Dr. Dominic Assimaki, assistant professor in geosystems engineering at Georgia Tech's School of Civil and Environmental Engineering, specializes in numerical methods in earthquake engineering, nonlinear dynamic soil behavior, soil-structure interaction, scattering of seismic waves in heterogeneous media, and inverse problems in geophysics. Dr. Assimaki was not involved in the research investigation, but she reviewed the paper by Dr. Susan E. Hough and colleagues from the United States Geological Survey for Nature Geoscience.

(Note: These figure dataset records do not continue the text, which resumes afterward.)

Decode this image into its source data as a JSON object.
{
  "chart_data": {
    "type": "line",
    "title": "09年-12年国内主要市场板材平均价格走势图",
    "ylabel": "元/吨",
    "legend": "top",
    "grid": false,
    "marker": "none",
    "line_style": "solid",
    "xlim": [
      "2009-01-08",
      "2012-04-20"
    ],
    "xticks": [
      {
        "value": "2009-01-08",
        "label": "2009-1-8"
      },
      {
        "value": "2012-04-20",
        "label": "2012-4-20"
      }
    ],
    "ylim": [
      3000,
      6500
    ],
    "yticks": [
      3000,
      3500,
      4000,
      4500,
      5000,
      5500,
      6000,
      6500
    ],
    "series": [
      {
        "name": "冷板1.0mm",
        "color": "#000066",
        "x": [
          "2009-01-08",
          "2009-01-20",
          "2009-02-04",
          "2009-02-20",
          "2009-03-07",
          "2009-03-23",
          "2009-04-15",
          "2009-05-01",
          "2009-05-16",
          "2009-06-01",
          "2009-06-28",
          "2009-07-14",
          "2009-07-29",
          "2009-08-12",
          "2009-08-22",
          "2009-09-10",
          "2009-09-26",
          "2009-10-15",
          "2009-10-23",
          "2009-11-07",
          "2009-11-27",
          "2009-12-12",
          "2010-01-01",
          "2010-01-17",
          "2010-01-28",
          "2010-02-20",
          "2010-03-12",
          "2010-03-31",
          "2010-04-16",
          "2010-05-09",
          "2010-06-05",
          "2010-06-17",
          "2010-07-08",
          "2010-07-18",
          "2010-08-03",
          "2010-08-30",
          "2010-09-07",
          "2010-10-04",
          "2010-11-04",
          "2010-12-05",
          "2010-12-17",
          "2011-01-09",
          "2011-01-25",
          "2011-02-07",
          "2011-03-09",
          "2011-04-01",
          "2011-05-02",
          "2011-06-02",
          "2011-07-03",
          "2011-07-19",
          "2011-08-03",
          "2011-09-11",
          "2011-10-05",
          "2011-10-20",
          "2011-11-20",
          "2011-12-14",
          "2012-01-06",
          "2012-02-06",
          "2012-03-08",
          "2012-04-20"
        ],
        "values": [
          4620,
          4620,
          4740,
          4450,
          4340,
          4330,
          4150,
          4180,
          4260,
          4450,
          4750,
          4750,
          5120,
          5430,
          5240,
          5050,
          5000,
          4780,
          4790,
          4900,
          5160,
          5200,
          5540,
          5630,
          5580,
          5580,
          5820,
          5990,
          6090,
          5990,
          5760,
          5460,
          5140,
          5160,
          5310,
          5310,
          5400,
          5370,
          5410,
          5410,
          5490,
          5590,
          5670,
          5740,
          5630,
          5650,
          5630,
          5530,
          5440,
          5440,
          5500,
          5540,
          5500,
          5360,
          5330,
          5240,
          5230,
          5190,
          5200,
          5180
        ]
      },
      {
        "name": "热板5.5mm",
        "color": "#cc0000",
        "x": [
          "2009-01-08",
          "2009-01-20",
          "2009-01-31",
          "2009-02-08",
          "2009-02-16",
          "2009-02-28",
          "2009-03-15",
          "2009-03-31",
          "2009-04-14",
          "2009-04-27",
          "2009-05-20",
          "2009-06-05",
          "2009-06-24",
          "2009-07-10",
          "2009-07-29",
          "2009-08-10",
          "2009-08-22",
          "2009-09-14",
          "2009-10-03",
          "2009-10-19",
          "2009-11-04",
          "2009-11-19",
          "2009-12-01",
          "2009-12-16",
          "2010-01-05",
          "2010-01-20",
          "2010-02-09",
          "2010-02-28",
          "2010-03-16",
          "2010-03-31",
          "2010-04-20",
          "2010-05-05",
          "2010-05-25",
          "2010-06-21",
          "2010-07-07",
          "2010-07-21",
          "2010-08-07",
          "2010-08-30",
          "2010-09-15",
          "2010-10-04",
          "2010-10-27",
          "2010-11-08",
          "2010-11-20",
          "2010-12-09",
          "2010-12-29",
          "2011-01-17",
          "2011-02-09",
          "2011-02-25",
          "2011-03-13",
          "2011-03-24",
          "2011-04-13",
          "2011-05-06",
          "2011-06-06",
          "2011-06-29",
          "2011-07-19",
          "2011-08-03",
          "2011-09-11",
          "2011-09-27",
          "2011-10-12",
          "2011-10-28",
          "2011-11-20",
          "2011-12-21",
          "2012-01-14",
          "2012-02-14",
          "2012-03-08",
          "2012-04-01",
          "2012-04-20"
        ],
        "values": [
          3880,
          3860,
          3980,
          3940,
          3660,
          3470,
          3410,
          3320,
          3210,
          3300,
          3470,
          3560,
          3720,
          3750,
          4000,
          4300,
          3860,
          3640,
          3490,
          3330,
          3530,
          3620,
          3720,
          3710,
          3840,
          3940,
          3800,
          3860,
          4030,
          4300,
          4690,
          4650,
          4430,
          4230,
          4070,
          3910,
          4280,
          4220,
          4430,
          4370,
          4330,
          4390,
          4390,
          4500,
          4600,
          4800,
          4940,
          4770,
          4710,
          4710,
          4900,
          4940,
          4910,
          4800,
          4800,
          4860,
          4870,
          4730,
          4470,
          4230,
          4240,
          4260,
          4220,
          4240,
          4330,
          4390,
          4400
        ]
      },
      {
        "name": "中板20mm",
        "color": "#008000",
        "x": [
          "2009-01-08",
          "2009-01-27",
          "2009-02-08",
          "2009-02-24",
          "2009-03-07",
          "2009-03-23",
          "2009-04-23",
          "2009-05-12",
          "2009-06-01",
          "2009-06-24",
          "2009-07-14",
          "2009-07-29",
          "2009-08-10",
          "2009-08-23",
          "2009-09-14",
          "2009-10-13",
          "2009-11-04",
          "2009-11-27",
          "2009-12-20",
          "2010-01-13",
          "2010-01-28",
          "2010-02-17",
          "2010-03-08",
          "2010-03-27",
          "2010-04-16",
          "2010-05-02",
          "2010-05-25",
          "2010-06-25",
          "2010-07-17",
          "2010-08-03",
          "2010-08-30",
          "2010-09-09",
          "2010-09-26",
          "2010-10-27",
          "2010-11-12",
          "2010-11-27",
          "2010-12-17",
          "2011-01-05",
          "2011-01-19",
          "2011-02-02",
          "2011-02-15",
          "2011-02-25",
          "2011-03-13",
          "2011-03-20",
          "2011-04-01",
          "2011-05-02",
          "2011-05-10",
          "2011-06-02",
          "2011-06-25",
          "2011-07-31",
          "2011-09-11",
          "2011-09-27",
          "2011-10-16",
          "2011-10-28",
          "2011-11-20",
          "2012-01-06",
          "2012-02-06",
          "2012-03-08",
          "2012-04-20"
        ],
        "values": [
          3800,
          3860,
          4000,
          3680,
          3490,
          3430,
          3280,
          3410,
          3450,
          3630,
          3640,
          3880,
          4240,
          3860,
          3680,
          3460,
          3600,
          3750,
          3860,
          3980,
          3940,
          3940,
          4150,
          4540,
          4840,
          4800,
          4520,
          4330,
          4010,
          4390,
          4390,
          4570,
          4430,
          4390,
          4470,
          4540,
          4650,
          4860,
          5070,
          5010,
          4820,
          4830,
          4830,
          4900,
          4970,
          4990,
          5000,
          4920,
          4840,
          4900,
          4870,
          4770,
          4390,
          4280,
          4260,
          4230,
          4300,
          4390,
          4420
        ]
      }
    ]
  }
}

Dr. Assimaki said that these findings should help in the development of more accurate models of amplification processes during earthquakes. “Analytically, the problem has been studied quite extensively, but the models are very idealized,” she said. As computer simulations become more detailed and more accurately match data from the real world, they can be used to develop guidelines for earthquake-resistant construction — how much ground movement can be expected on a ridge of a certain height or slope, for example. “The objective is to translate what we find in research into simple parameters that a designer can plug in,” Dr. Assimaki said.